South Dakota's surface soils are apparently becoming more acid, says Ron Gelderman, South Dakota State University Extension soils specialist.
The percent of soil samples received at the SDSU Soil Testing Laboratory in the five year period from 1985-1989 that were pH 5.5 and below was 0.3%, whereas for the period of 2006-2010 the level was at 2.7% -- a nine fold increase in acid soils for the 20 year period.
Research at SDSU has shown response to lime additions for both corn and soybean when pH drops below 5.5 on some soils, Gelderman says. A buffer test should be done to estimate which soils will respond and to estimate lime need for potentially responsive soils.
Soil pH is one of the most basic of soil measurements and one of the most telling for soil productivity, Gelderman says. Soil pH can directly influence plant and soil microbial growth. Soil pH can also influence soil nutrient availability, as well as indicate the presence of free lime and an excess of some ions such as sodium and aluminum.
Soil pH is a measurement of active soil acidity which is the concentration of hydrogen ions in the soil solution. Soil solution acidity is usually measured with pH electrodes. Soil solution pH is also related to the reserve acidity which is hydrogen ions attached to clay and organic matter. Reserve acidity is measured with a buffer pH in a buffer solution.
A soil pH of less than 7.0 is considered acid and those above 7.0 are alkaline. Most agricultural crops thrive between pH 6.0 and 7.5 and many grow well from pH 5.5 thru 8.0. Fortunately, over 70% of South Dakota's agricultural soils are in the range of pH 6.0 – 7.5 and almost 95% between pH 5.5 and 8.0 range. Most macro nutrients are highly available throughout the 6.0 – 7.5 pH range. Most micronutrients are more available when pH is below 6.5.

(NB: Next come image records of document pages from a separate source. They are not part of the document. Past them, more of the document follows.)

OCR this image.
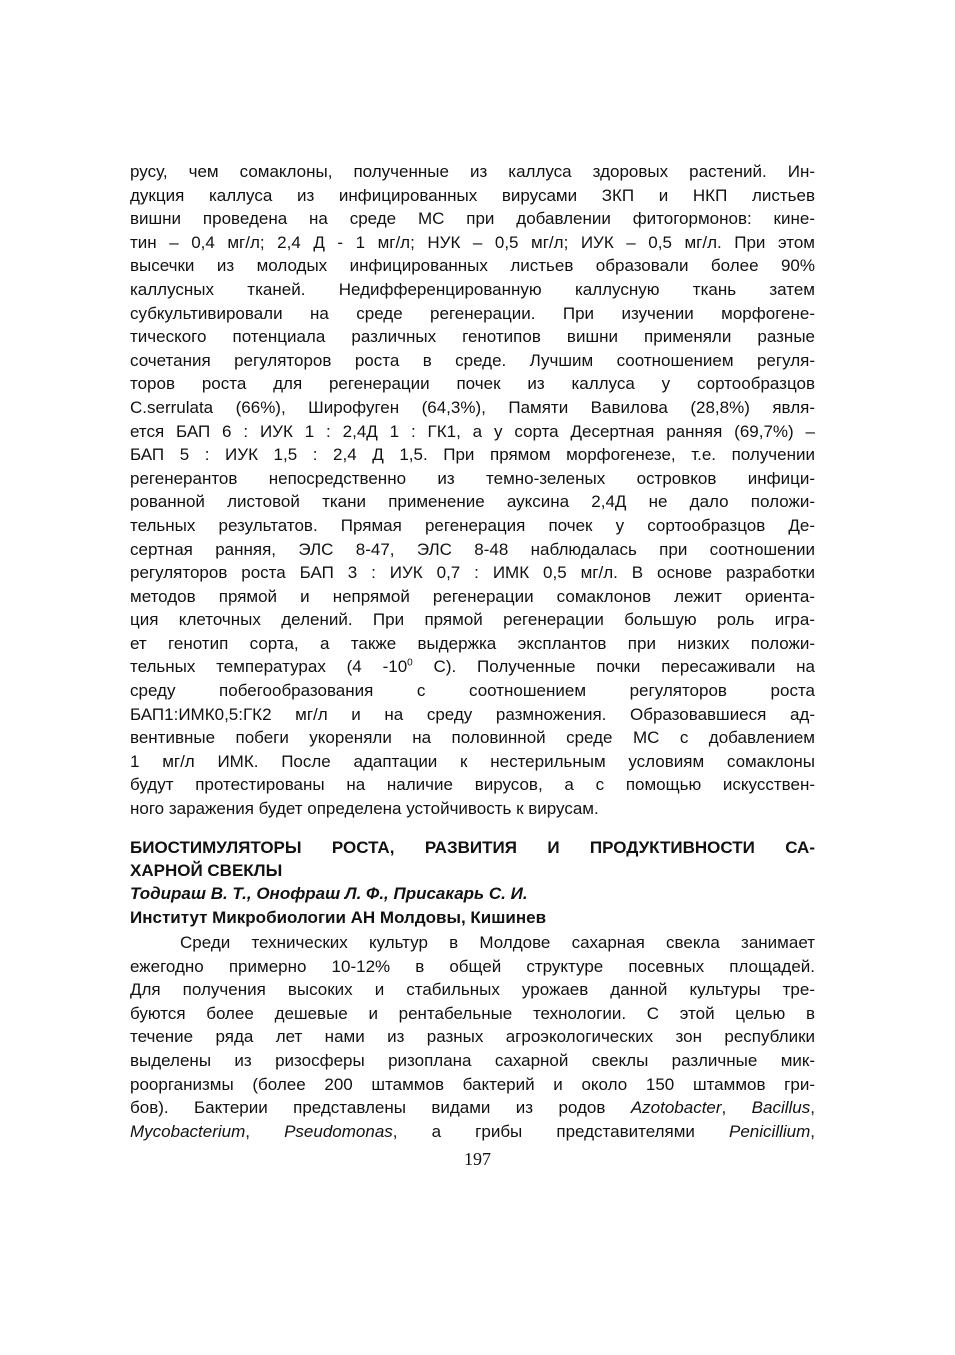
русу, чем сомаклоны, полученные из каллуса здоровых растений. Ин-
дукция каллуса из инфицированных вирусами ЗКП и НКП листьев
вишни проведена на среде МС при добавлении фитогормонов: кине-
тин – 0,4 мг/л; 2,4 Д - 1 мг/л; НУК – 0,5 мг/л; ИУК – 0,5 мг/л. При этом
высечки из молодых инфицированных листьев образовали более 90%
каллусных тканей. Недифференцированную каллусную ткань затем
субкультивировали на среде регенерации. При изучении морфогене-
тического потенциала различных генотипов вишни применяли разные
сочетания регуляторов роста в среде. Лучшим соотношением регуля-
торов роста для регенерации почек из каллуса у сортообразцов
C.serrulata (66%), Широфуген (64,3%), Памяти Вавилова (28,8%) явля-
ется БАП 6 : ИУК 1 : 2,4Д 1 : ГК1, а у сорта Десертная ранняя (69,7%) –
БАП 5 : ИУК 1,5 : 2,4 Д 1,5. При прямом морфогенезе, т.е. получении
регенерантов непосредственно из темно-зеленых островков инфици-
рованной листовой ткани применение ауксина 2,4Д не дало положи-
тельных результатов. Прямая регенерация почек у сортообразцов Де-
сертная ранняя, ЭЛС 8-47, ЭЛС 8-48 наблюдалась при соотношении
регуляторов роста БАП 3 : ИУК 0,7 : ИМК 0,5 мг/л. В основе разработки
методов прямой и непрямой регенерации сомаклонов лежит ориента-
ция клеточных делений. При прямой регенерации большую роль игра-
ет генотип сорта, а также выдержка эксплантов при низких положи-
тельных температурах (4 $-10^0$ С). Полученные почки пересаживали на
среду побегообразования с соотношением регуляторов роста
БАП1:ИМК0,5:ГК2 мг/л и на среду размножения. Образовавшиеся ад-
вентивные побеги укореняли на половинной среде МС с добавлением
1 мг/л ИМК. После адаптации к нестерильным условиям сомаклоны
будут протестированы на наличие вирусов, а с помощью искусствен-
ного заражения будет определена устойчивость к вирусам.
БИОСТИМУЛЯТОРЫ РОСТА, РАЗВИТИЯ И ПРОДУКТИВНОСТИ СА-
ХАРНОЙ СВЕКЛЫ

Тодираш В. Т., Онофраш Л. Ф., Присакарь С. И.

Институт Микробиологии АН Молдовы, Кишинев

Среди технических культур в Молдове сахарная свекла занимает
ежегодно примерно 10-12% в общей структуре посевных площадей.
Для получения высоких и стабильных урожаев данной культуры тре-
буются более дешевые и рентабельные технологии. С этой целью в
течение ряда лет нами из разных агроэкологических зон республики
выделены из ризосферы ризоплана сахарной свеклы различные мик-
роорганизмы (более 200 штаммов бактерий и около 150 штаммов гри-
бов). Бактерии представлены видами из родов Azotobacter, Bacillus,
Mycobacterium, Pseudomonas, а грибы представителями Penicillium,

197
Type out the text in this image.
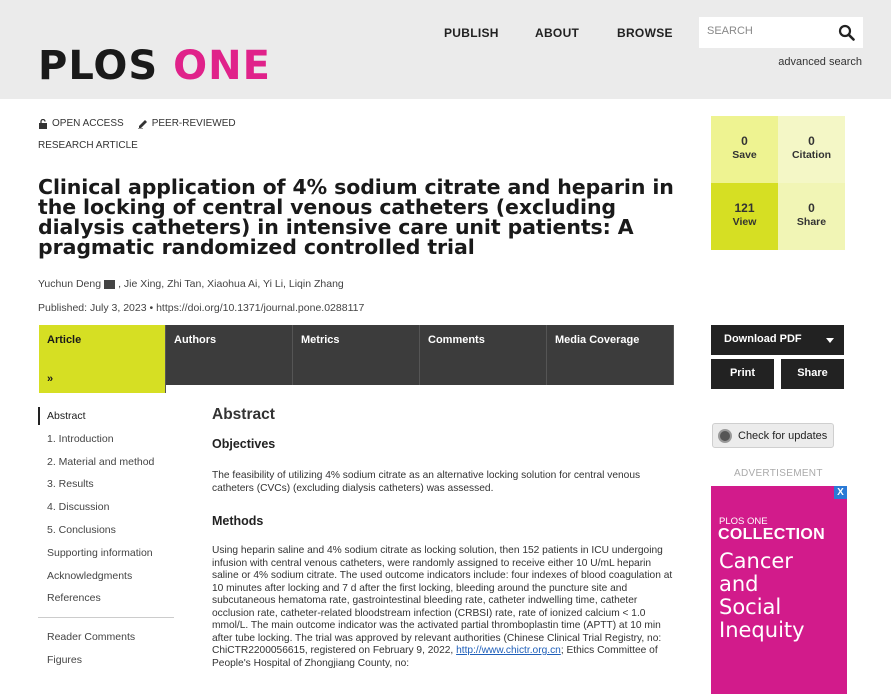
PLOS ONE
PUBLISH	ABOUT	BROWSE
SEARCH
advanced search
OPEN ACCESS	PEER-REVIEWED
RESEARCH ARTICLE
Clinical application of 4% sodium citrate and heparin in the locking of central venous catheters (excluding dialysis catheters) in intensive care unit patients: A pragmatic randomized controlled trial
Yuchun Deng , Jie Xing, Zhi Tan, Xiaohua Ai, Yi Li, Liqin Zhang
Published: July 3, 2023 • https://doi.org/10.1371/journal.pone.0288117
Article
»
Authors	Metrics	Comments	Media Coverage
0
Save
0
Citation
121
View
0
Share
Download PDF
Print	Share
Check for updates
ADVERTISEMENT
X
PLOS ONE
COLLECTION
Cancer
and
Social
Inequity
Abstract
1. Introduction
2. Material and method
3. Results
4. Discussion
5. Conclusions
Supporting information
Acknowledgments
References
Reader Comments
Figures
Abstract
Objectives

The feasibility of utilizing 4% sodium citrate as an alternative locking solution for central venous catheters (CVCs) (excluding dialysis catheters) was assessed.

Methods

Using heparin saline and 4% sodium citrate as locking solution, then 152 patients in ICU undergoing infusion with central venous catheters, were randomly assigned to receive either 10 U/mL heparin saline or 4% sodium citrate. The used outcome indicators include: four indexes of blood coagulation at 10 minutes after locking and 7 d after the first locking, bleeding around the puncture site and subcutaneous hematoma rate, gastrointestinal bleeding rate, catheter indwelling time, catheter occlusion rate, catheter-related bloodstream infection (CRBSI) rate, rate of ionized calcium < 1.0 mmol/L. The main outcome indicator was the activated partial thromboplastin time (APTT) at 10 min after tube locking. The trial was approved by relevant authorities (Chinese Clinical Trial Registry, no: ChiCTR2200056615, registered on February 9, 2022, http://www.chictr.org.cn; Ethics Committee of People's Hospital of Zhongjiang County, no:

Long-term leaching or loss of basic cations such as calcium, magnesium, potassium and sodium have decreased soil pH in the higher rainfalls of eastern South Dakota compared to the western part of the state. Cultivation has speeded up this loss and the loss of organic matter from the native prairie soils has also decreased surface soil pH. Organic matter mineralization or loss provides both organic and inorganic acids that can lower pH. Removal of basic cations with crop grains and residues will also lower soil pH over time. Loss of cations is 5 to 7 times more when also removing stover compared to grain removal only. Lime, some irrigation waters and sometimes manure additions can supply basic cations and raise or maintain soil pH levels.
Fertilization with most of our common nitrogen, phosphorus and sulfur fertilizers will also lower soil pH. Most of these fertilizers contain ammonium which, when biologically transformed to nitrate-N, release hydrogen ions that decrease soil pH. Some of this acidity is neutralized by plant uptake of nitrate in which the plant roots exude basic anions. Since the 1950's, when fertilizer use began to increase in the state, this process has probably decreased soil pH more than any other. For example, a long term (20 year) nitrogen rate study for corn in a corn-soybean rotation near Beresford SD, shows current surface soil pH levels of 6.6, 6.4, 5.9 and 5.2 for the nitrogen rates of 0, 100, 200, and 400 lb./a, respectively.